ゼブラフィッシュ網膜においてBanpはDNA損傷応答と染色体分離を制御することで、細胞周期の進行と細胞生存を促進する。 Banp Regulates DNA Damage Response and Chromosome Segregation to Promote Cell-cycle Progression and Cell Survival in Zebrafish Retina

収集根拠 : 博士論文（自動収集）

資料形態 : テキストデータ

コレクション : 国立国会図書館デジタルコレクション > デジタル化資料 > 博士論文

Btg3 associated nuclear protein (Banp) was initially identified as a nuclear matrix associated protein and is a tumor suppressor. Recently it was reported that Banp binds to the CGCG element containing motif enriched near the transcription initiation site of CpG island promoters, namely Banp motif, promotes the transcription in a DNA methylation dependent manner, and controls metabolic genes in pluripotent stem and differentiated neuronal cells. However, cellular roles of Banp in embryonic development remains to be elucidated. Here we report a novel role of Banp in cell-cycle progression and cell survival of zebrafish retinal progenitor cells (RPCs). In zebrafish banprw337 mutants, retinal progenitor cells showed mitotic cell accumulation and subsequent apoptosis. DNA replication stress and tp53-dependent DNA damage response were activated in banprw337 mutants.

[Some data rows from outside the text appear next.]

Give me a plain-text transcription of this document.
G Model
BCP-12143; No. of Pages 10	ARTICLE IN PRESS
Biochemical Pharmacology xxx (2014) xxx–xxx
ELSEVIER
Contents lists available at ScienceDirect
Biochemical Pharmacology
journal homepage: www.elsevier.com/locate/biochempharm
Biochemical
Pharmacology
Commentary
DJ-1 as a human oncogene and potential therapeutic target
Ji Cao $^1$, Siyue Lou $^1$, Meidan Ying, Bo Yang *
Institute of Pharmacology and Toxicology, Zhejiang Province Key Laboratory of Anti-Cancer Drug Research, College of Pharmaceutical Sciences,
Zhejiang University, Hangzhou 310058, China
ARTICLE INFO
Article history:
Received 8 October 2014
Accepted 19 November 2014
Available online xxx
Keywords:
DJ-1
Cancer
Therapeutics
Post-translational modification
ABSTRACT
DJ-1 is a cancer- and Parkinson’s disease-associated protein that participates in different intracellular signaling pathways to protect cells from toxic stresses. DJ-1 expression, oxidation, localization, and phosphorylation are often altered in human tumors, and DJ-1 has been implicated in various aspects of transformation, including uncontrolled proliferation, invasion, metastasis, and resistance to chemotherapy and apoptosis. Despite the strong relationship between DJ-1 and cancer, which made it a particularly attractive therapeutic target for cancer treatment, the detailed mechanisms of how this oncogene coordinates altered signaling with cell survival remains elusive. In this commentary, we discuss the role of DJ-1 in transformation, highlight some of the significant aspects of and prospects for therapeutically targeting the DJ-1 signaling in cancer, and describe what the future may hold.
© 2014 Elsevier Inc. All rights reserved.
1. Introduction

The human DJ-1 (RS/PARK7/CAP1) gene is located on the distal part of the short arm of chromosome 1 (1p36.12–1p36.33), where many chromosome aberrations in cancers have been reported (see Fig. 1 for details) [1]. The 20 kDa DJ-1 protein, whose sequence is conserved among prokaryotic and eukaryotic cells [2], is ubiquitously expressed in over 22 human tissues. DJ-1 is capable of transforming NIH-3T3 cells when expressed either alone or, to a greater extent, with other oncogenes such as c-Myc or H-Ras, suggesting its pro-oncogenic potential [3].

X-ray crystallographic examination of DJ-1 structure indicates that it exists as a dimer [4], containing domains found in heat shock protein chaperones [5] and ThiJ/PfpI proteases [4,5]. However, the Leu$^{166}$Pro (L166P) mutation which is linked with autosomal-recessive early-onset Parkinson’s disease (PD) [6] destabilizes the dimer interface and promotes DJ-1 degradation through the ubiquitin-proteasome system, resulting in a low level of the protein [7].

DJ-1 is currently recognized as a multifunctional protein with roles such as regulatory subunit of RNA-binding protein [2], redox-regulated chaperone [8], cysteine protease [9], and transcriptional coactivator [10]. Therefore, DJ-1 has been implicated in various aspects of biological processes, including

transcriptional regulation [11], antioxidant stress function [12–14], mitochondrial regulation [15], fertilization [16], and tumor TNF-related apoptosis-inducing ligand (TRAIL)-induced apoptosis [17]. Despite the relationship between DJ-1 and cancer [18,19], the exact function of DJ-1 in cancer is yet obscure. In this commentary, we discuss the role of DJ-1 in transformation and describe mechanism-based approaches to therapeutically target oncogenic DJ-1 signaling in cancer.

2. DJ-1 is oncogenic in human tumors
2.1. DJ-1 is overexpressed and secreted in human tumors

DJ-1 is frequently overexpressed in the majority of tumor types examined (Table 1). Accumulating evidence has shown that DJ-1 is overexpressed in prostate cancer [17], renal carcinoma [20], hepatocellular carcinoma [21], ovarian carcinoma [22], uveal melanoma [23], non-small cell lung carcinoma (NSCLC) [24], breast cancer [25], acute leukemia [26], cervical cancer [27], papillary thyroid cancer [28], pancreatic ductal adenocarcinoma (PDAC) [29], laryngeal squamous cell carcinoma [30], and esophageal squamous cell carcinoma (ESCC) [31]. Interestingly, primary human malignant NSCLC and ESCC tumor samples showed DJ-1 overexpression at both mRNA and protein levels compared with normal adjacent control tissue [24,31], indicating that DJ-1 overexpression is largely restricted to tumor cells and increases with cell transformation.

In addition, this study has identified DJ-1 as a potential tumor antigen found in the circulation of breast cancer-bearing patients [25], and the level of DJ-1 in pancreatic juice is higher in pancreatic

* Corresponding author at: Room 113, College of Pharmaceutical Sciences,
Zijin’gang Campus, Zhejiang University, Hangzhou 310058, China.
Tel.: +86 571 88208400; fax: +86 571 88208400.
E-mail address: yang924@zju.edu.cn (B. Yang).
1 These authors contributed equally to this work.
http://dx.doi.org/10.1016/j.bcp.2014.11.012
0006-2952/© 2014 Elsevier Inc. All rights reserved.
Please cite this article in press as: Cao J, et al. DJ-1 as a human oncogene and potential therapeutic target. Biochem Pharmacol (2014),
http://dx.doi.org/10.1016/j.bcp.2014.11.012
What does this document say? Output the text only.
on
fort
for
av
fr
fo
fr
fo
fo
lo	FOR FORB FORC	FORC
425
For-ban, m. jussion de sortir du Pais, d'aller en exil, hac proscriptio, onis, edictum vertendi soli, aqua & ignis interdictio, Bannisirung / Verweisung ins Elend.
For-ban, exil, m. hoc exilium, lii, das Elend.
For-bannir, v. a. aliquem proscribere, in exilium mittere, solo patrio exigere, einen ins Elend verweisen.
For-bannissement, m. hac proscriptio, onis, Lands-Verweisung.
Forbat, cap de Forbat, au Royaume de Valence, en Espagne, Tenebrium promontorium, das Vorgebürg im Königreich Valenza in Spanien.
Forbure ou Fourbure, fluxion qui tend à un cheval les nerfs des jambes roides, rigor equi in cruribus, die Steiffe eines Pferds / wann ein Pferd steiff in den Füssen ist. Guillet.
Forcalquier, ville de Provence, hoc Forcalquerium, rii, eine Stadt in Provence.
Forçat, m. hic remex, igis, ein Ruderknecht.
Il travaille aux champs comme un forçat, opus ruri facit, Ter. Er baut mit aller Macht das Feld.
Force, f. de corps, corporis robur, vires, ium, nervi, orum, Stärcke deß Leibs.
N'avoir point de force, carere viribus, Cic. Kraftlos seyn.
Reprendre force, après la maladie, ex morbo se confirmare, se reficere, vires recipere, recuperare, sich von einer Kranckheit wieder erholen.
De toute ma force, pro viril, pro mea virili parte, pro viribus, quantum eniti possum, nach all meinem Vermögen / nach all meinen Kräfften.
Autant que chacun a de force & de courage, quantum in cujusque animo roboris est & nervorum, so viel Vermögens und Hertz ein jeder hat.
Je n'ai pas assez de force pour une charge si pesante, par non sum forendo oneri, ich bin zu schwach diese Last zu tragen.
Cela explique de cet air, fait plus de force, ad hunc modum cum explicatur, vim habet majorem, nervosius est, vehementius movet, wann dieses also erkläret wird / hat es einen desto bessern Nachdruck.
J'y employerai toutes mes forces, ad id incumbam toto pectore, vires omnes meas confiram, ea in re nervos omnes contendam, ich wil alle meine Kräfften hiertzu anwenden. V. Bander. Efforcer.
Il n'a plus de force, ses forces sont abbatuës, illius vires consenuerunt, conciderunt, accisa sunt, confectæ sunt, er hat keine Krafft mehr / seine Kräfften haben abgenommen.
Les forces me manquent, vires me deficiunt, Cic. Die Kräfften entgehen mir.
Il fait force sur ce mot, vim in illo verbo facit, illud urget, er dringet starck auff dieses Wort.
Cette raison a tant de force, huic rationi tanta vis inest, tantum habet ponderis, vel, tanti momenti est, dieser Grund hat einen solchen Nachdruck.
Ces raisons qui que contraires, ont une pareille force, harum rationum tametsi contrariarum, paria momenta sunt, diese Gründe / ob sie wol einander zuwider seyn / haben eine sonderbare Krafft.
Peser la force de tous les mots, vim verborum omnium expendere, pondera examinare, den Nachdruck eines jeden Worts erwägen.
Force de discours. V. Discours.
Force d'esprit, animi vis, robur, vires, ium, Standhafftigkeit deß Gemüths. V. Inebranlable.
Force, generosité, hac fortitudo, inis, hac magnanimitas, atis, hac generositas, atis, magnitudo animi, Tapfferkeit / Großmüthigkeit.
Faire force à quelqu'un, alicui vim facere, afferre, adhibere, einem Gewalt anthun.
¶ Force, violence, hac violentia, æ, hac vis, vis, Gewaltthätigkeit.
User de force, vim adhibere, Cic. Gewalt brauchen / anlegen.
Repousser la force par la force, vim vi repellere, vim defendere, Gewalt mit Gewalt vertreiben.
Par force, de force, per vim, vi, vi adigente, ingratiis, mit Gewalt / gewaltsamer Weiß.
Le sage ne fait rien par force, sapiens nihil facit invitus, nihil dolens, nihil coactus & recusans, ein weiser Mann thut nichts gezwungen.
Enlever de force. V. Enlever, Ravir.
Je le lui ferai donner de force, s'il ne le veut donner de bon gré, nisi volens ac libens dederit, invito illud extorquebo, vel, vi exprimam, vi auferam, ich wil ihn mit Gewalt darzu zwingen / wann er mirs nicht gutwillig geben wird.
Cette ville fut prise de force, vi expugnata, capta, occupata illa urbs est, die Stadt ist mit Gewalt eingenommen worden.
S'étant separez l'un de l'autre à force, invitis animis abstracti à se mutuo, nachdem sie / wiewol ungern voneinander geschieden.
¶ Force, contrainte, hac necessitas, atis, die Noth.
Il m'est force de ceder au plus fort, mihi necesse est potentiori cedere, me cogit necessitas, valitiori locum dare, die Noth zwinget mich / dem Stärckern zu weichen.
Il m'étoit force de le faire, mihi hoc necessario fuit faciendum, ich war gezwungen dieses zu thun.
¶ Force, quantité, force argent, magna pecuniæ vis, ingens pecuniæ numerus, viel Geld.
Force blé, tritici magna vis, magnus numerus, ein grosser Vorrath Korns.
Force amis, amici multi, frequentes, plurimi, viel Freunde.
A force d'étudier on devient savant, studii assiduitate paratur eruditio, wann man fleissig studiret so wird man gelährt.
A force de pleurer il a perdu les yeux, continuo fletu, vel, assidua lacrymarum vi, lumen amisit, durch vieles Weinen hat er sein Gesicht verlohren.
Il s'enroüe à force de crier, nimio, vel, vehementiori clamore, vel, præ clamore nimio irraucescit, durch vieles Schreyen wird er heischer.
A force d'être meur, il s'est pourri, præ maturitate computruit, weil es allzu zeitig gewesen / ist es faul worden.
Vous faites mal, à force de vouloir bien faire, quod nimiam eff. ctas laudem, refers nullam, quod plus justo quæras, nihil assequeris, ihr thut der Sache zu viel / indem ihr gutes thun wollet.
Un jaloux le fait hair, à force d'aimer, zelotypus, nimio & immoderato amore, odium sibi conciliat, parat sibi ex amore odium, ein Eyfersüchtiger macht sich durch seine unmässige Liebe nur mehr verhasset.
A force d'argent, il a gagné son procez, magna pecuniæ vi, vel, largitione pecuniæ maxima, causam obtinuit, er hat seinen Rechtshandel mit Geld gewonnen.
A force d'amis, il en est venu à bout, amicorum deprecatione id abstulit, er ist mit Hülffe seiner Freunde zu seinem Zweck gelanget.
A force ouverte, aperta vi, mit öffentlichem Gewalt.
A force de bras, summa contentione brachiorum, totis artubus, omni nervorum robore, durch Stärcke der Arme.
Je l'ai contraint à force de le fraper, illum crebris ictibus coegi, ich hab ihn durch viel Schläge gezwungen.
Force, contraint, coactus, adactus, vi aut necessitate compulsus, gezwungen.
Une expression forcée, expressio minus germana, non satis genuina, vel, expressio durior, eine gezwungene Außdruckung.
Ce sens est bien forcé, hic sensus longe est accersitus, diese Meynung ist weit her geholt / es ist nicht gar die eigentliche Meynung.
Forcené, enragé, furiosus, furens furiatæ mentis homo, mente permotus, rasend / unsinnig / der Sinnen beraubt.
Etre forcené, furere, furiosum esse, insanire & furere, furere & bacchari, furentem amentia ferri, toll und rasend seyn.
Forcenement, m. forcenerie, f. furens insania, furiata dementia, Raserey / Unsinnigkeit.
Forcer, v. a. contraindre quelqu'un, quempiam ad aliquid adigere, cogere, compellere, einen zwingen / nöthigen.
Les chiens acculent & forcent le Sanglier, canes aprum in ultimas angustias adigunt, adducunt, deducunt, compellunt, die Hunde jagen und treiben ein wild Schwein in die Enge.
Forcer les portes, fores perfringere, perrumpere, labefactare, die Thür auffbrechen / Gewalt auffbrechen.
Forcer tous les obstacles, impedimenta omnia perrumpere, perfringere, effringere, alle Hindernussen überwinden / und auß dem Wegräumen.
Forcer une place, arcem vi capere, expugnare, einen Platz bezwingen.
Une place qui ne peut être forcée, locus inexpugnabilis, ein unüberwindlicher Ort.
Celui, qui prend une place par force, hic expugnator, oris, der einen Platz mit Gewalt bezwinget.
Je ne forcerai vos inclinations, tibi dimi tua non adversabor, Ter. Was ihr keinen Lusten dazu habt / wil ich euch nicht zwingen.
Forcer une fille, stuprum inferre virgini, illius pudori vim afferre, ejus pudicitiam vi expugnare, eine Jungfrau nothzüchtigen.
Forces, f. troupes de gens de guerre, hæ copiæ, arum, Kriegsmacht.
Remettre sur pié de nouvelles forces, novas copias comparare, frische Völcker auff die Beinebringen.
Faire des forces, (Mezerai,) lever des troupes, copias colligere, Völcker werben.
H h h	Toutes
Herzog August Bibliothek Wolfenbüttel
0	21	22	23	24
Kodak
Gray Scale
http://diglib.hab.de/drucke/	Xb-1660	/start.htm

Inhibition of Tp53 significantly rescued apoptosis but not mitotic defect and DNA double strand break accumulation, suggesting that Banp is required for maintaining integrity of DNA during segregation and replication. Furthermore, live imaging of mitosis in banp morphant retinas revealed that chromosome segregation was not smoothly processed from prometaphase to anaphase, leading to prolonged M-phase. Bulk RNA-seq analysis show that mRNA expression of two chromosomal segregation regulators, cenpt and ncapg, were decreased in banprw337 mutants. Furthermore, ATAC-seq analysis showed that chromatin near their transcription start site was closed in banprw337 mutants and indeed Banp motif was found in this chromatin-closed region, suggesting that Banp directly regulates cenpt and ncapg transcription via Banp motif to promote chromosome segregation during mitosis. Our findings reveal that Banp is required for cell-cycle progression and cell survival by regulating replicative DNA damage response and mitotic chromosome segregation.